Un mix di spinte diverse, nazionali ed internazionali, tenute insieme da una coraggiosa passione per il Libro, l'idea era quella di approdare ad una riforma religiosa e spirituale del Paese quindi politica.

Il Risorgimento ha reso visibile, con l'apertura dei ghetti e lo scorrere di nuove correnti evangeliche, una prima forma di pluralismo religioso. La religione di stato rimaneva quella cattolica romana; gli altri culti erano tollerati. Al tempo le minoranze storiche in Italia erano due: quella ebraica e quella valdese. La specificità ebraica è stata ed è una ricchezza per il tutto il paese. Giova ricordare il rabbino Lelio Cantoni che fu tra gli autori, con discrezione e acutezza, dello Statuto albertino del 1848 che aprì i ghetti.

Indietro non si poteva più tornare. Il pluralismo religioso (anche se solo tollerato) era ormai destinato a crescere. E in un secolo e mezzo (particolarmente in questi anni recenti) ha fatto notevoli balzi in avanti al punto che oggi presenta il conto. Basti solo pensare alle difficoltà che si riscontrano in molte città italiane nel costruire un luogo di preghiera per i musulmani. Considerato un problema di ordine pubblico.

Libertà religiosa: rimane uno degli aspetti incompiuti che il Risorgimento ci consegna. E poi la cultura.

Il tempio e la scuola, il binomio ottocentesco protestante. Non c’è l'uno senza l'altro. L'idea che ciascuno possa leggere direttamente la Bibbia e farsi una propria opinione, al di là di tutele magisteriali, è un fatto culturale che si lega alla fede. Una fede che non delega ad altri la conoscenza ma intende, in prima persona, capire e interrogarsi.

Sintomatico il fatto che nell'800 italico anafalbeta al 90 per cento nel piccolo mondo delle Valli Valdesi non si sapeva cosa fosse l'analfabetismo. Il "nocciolo" dell'epopea evangelica risorgimentale risiede in un incondizionato amore per la Parola biblica che invita al cambiamento. Il gusto, insomma, di lottare con un testo a colpi di domande e libere considerazioni costituisce un fatto culturale di grandissima importanza. Esprime, cioè, la libertà di coscienza da cui discendono tutte le altre libertà.
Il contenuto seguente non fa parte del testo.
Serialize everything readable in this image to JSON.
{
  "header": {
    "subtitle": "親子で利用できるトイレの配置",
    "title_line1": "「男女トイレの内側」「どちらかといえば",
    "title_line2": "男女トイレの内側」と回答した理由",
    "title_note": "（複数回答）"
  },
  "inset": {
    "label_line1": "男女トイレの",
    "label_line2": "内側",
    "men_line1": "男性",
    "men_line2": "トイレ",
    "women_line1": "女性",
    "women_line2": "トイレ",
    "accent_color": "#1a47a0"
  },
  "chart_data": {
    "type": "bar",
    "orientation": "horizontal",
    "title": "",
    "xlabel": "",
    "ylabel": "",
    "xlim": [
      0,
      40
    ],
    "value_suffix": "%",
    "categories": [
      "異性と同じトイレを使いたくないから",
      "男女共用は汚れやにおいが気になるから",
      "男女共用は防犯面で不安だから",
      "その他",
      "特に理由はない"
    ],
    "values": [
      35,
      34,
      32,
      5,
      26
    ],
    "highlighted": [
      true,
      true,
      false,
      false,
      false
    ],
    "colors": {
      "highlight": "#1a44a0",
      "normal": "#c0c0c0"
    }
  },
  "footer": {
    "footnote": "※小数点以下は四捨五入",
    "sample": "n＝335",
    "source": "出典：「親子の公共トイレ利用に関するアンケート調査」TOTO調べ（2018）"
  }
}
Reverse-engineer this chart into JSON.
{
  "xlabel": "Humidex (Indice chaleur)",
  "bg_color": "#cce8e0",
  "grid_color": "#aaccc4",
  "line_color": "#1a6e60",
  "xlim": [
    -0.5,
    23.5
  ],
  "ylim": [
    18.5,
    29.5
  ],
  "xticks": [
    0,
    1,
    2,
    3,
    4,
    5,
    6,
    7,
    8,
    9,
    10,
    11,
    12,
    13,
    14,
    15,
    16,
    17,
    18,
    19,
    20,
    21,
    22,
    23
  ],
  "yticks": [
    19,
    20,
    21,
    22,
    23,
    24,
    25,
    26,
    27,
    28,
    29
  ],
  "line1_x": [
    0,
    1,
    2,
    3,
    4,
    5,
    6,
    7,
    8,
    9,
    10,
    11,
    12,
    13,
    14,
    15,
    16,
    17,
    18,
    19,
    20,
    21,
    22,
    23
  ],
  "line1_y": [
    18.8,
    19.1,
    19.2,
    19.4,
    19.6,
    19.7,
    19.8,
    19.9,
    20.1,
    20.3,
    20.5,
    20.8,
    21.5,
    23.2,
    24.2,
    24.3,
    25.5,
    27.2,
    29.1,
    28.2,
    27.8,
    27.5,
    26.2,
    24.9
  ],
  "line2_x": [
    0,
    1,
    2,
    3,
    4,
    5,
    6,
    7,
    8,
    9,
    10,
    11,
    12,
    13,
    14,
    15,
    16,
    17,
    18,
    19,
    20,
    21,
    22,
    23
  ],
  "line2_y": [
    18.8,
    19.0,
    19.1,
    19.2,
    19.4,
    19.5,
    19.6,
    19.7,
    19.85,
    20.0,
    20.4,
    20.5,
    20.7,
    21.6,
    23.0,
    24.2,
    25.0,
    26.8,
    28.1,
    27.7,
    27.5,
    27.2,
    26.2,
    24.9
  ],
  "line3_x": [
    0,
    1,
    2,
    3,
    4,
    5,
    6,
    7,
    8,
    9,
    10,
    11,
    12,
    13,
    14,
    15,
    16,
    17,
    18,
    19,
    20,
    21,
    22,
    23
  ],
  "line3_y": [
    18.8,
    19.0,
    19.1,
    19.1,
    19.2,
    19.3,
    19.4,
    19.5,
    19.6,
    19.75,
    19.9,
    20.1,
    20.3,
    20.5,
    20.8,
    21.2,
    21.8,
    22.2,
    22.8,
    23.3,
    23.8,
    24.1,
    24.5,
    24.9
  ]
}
Quel po' di spazio che il protestantesimo si è guadagnato in Italia, in un secolo e mezzo di storia, ha dietro sè immensi sacrifici, certo anche errori e delusioni. Percorrendo la documentazione storica di quegli anni lontani - inquadra magistralmente tutta la questione, lo storico Giorgio Spini in "Risorgimento e protestanti"(Claudiana editrice) - restiamo sorpresi di come questi "colportori", evangelizzatori, pastori e le loro mogli, insegnanti siano riusciti a resistere e contrastare il despotismo e l'assolutismo.

Fu una lotta per liberarsi dalla tirannide del papa, dell'Austria, dei Borboni… ogni volta che il pensiero unico vuole centrifugare le coscienze il protestante insorge. È il suo faticoso destino quando sarebbe così agevole godere dei benefici della doppia morale così fruibile e diffusa. Non costa nulla, è un prodotto locale, e produce opportunismo in abbondanza. Uno dei prodotti ideologico-religiosi più diffusi nel nostro Paese che non ha realmente conosciuto la rivoluzione protestante.